2. Expert system according to claim 1, further comprising a genetic data collecting engine collecting data relating to the genetic profile of the said human or animal subject in the form of genetic items, said genetic data collecting engine also comprising a set of rules for the interpretation of the said genetic data.
3. Expert system according to claim 1, wherein said collecting engine, said set of several groups of pre-established rules, said inference engine and said gathering engine are integrated into an automated system including operations determining a biological and a genetic profile of a patient.
4. Expert system according to claim 1, further comprising a coupled knowledge base.
5. Expert system according to claim 1, wherein the biological profile includes a protein profile.
6. Expert system according to claim 1, wherein the biological profile includes a lymphocyte typing.

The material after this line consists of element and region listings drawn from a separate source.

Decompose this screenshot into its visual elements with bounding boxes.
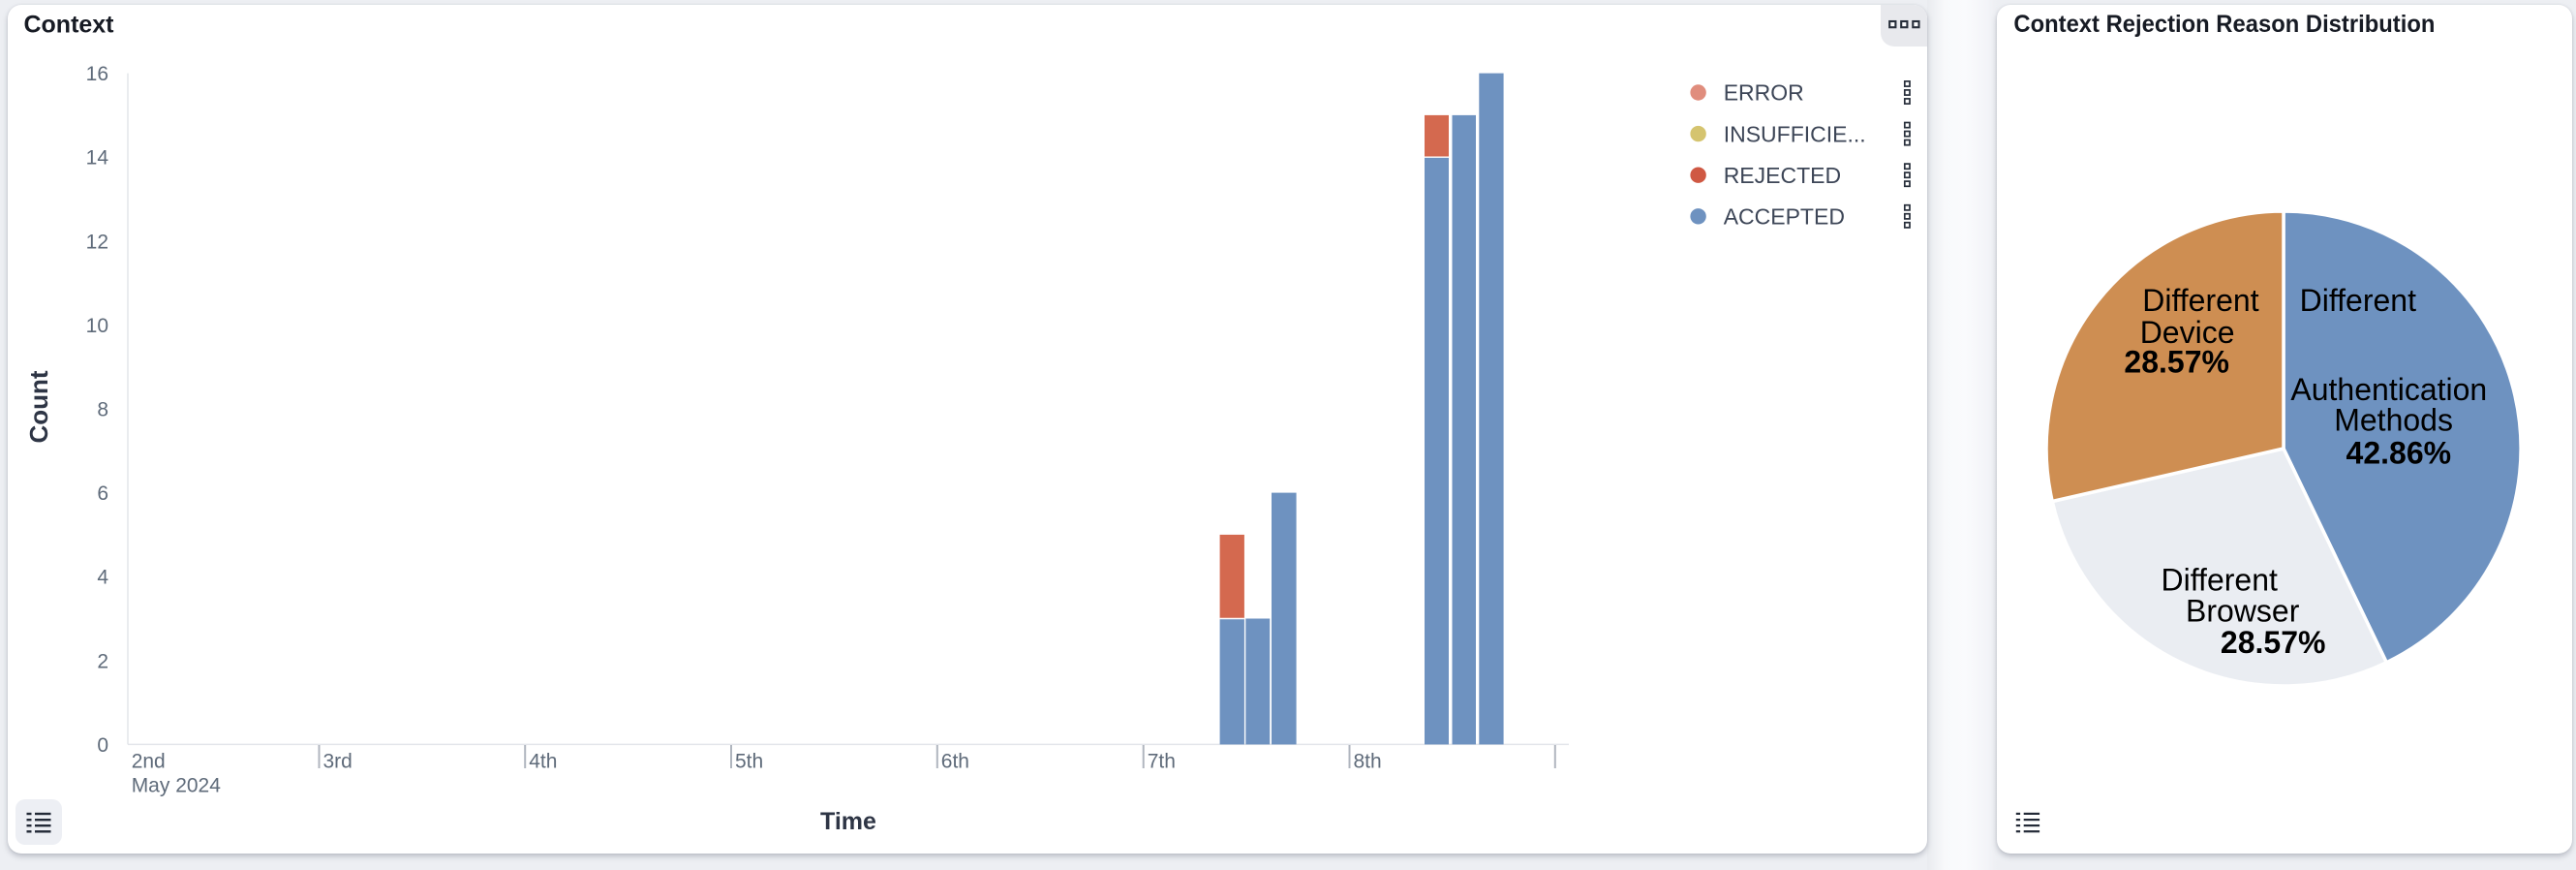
svg-text:4th: 4th xyxy=(529,750,557,772)
svg-text:42.86%: 42.86% xyxy=(2346,435,2452,470)
svg-text:Count: Count xyxy=(24,370,53,443)
svg-text:Context Rejection Reason Distr: Context Rejection Reason Distribution xyxy=(2013,11,2435,38)
svg-text:8th: 8th xyxy=(1354,750,1382,772)
svg-text:Context: Context xyxy=(24,12,115,39)
svg-text:Authentication: Authentication xyxy=(2290,372,2487,407)
svg-text:Time: Time xyxy=(820,808,876,835)
svg-text:10: 10 xyxy=(86,315,108,337)
svg-text:16: 16 xyxy=(86,63,108,85)
svg-text:28.57%: 28.57% xyxy=(2124,345,2229,380)
svg-text:Different: Different xyxy=(2300,283,2416,318)
svg-text:Device: Device xyxy=(2140,315,2235,350)
svg-text:4: 4 xyxy=(97,567,108,589)
svg-text:May 2024: May 2024 xyxy=(132,775,222,797)
svg-text:6th: 6th xyxy=(941,750,969,772)
svg-text:6: 6 xyxy=(97,482,108,505)
svg-text:INSUFFICIE...: INSUFFICIE... xyxy=(1724,121,1866,146)
svg-text:7th: 7th xyxy=(1148,750,1176,772)
svg-text:Browser: Browser xyxy=(2186,593,2300,628)
svg-text:2: 2 xyxy=(97,650,108,672)
svg-text:ERROR: ERROR xyxy=(1724,80,1804,106)
svg-text:5th: 5th xyxy=(735,750,763,772)
svg-text:ACCEPTED: ACCEPTED xyxy=(1724,204,1845,230)
svg-text:8: 8 xyxy=(97,399,108,421)
svg-text:2nd: 2nd xyxy=(132,750,166,772)
svg-text:Different: Different xyxy=(2162,563,2278,598)
svg-text:14: 14 xyxy=(86,147,109,170)
svg-text:Methods: Methods xyxy=(2334,403,2453,438)
svg-text:28.57%: 28.57% xyxy=(2221,625,2326,660)
svg-text:3rd: 3rd xyxy=(323,750,353,772)
svg-text:12: 12 xyxy=(86,231,108,253)
svg-text:0: 0 xyxy=(97,734,108,757)
svg-text:Different: Different xyxy=(2142,283,2258,318)
svg-text:REJECTED: REJECTED xyxy=(1724,163,1841,188)
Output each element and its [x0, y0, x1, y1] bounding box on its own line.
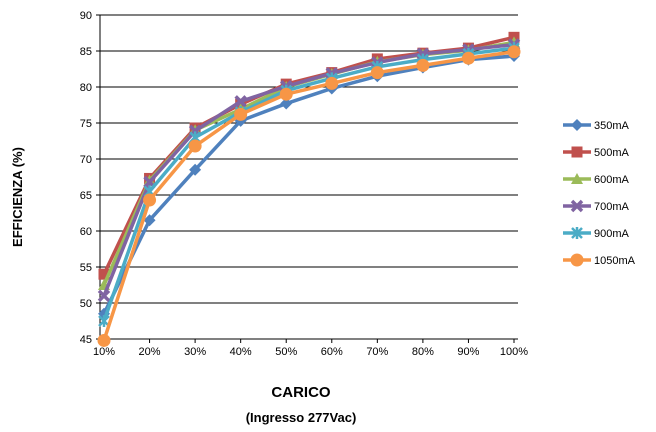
- legend-item: 350mA: [563, 119, 630, 132]
- x-tick-label: 80%: [412, 346, 434, 358]
- series-700mA: [97, 38, 521, 303]
- series-group: [97, 31, 521, 347]
- legend-swatch-marker: [571, 146, 583, 158]
- legend: 350mA 500mA 600mA 700mA 900mA 1050mA: [563, 119, 636, 267]
- x-axis-label: CARICO: [271, 384, 331, 401]
- series-line: [102, 49, 515, 341]
- axes: [99, 15, 518, 340]
- y-tick-label: 55: [80, 262, 92, 274]
- data-point: [416, 58, 430, 72]
- data-point: [189, 163, 202, 176]
- data-point: [325, 76, 339, 90]
- legend-label: 600mA: [594, 174, 630, 186]
- series-line: [102, 42, 515, 297]
- y-tick-label: 75: [80, 118, 92, 130]
- legend-swatch-marker: [570, 199, 584, 213]
- x-tick-label: 10%: [93, 346, 115, 358]
- data-point: [97, 289, 111, 303]
- x-tick-label: 20%: [139, 346, 161, 358]
- data-point: [98, 268, 110, 280]
- data-point: [143, 193, 157, 207]
- y-tick-label: 60: [80, 226, 92, 238]
- x-axis-sublabel: (Ingresso 277Vac): [245, 410, 357, 425]
- y-tick-label: 50: [80, 298, 92, 310]
- data-point: [98, 315, 110, 327]
- series-line: [102, 54, 515, 315]
- legend-item: 700mA: [563, 199, 630, 213]
- x-tick-label: 60%: [321, 346, 343, 358]
- series-line: [102, 46, 515, 322]
- legend-swatch-marker: [571, 173, 583, 184]
- y-tick-label: 70: [80, 154, 92, 166]
- x-tick-label: 100%: [500, 346, 528, 358]
- data-point: [234, 95, 247, 108]
- x-tick-label: 70%: [366, 346, 388, 358]
- legend-item: 500mA: [563, 146, 630, 159]
- legend-swatch-marker: [570, 253, 584, 267]
- legend-item: 600mA: [563, 173, 630, 186]
- x-tick-label: 40%: [230, 346, 252, 358]
- legend-label: 350mA: [594, 120, 630, 132]
- legend-item: 1050mA: [563, 253, 636, 267]
- series-500mA: [98, 31, 520, 280]
- legend-swatch-marker: [571, 227, 583, 239]
- legend-label: 700mA: [594, 201, 630, 213]
- legend-item: 900mA: [563, 227, 630, 240]
- y-tick-label: 65: [80, 190, 92, 202]
- x-tick-label: 50%: [275, 346, 297, 358]
- y-axis-ticks: 45 50 55 60 65 70 75 80 85 90: [80, 10, 100, 346]
- x-tick-label: 30%: [184, 346, 206, 358]
- data-point: [234, 107, 248, 121]
- data-point: [461, 51, 475, 65]
- legend-label: 500mA: [594, 147, 630, 159]
- legend-label: 900mA: [594, 228, 630, 240]
- y-tick-label: 80: [80, 82, 92, 94]
- data-point: [370, 66, 384, 80]
- y-tick-label: 90: [80, 10, 92, 22]
- x-tick-label: 90%: [457, 346, 479, 358]
- series-line: [102, 35, 515, 275]
- data-point: [507, 45, 521, 59]
- data-point: [97, 333, 111, 347]
- data-point: [143, 214, 156, 227]
- data-point: [280, 97, 293, 110]
- x-axis-ticks: 10% 20% 30% 40% 50% 60% 70% 80% 90% 100%: [93, 339, 528, 358]
- series-1050mA: [97, 45, 521, 347]
- legend-label: 1050mA: [594, 255, 636, 267]
- data-point: [279, 87, 293, 101]
- y-tick-label: 85: [80, 46, 92, 58]
- data-point: [188, 139, 202, 153]
- legend-swatch-marker: [571, 119, 583, 131]
- y-axis-label: EFFICIENZA (%): [10, 147, 25, 247]
- y-tick-label: 45: [80, 334, 92, 346]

7. Expert system of biological analysis, comprising computer executable instructions defining:
a collecting engine to collect and represent, in the form of a set of groups of items, data resulting from biological measurements carried out on a human or animal subject and defining a biological profile, and personal data relating to the said human or animal subject,
a set of several groups of pre-established rules;
an inference engine to issue a set of conclusions by applying at least one group of the said set of groups of rules to:
at least one group of items selected from the said set of groups of items; and/or
at least one former set of conclusions issued by said inference engine,
wherein it also comprises a gathering engine to minimize the number of conclusions in the said set of conclusions issued by the said inference engine.
8. Method for processing biological analysis data, comprising:
collecting and representing, in the form of a set of groups of items, data resulting from biological measurements carried out on a human or animal subject and defining a biological profile, and personal data relating to the said human or animal subject,
issuing a set of conclusions by applying at least one group of a set of several groups of pre-established rules to:
at least one group of items selected from the said set of groups of items; and/or
at least one former set of conclusions issued by said inference engine,
wherein it also comprises gathering at least two conclusions from the said set of conclusions to minimize the number of conclusions in the said set of conclusions.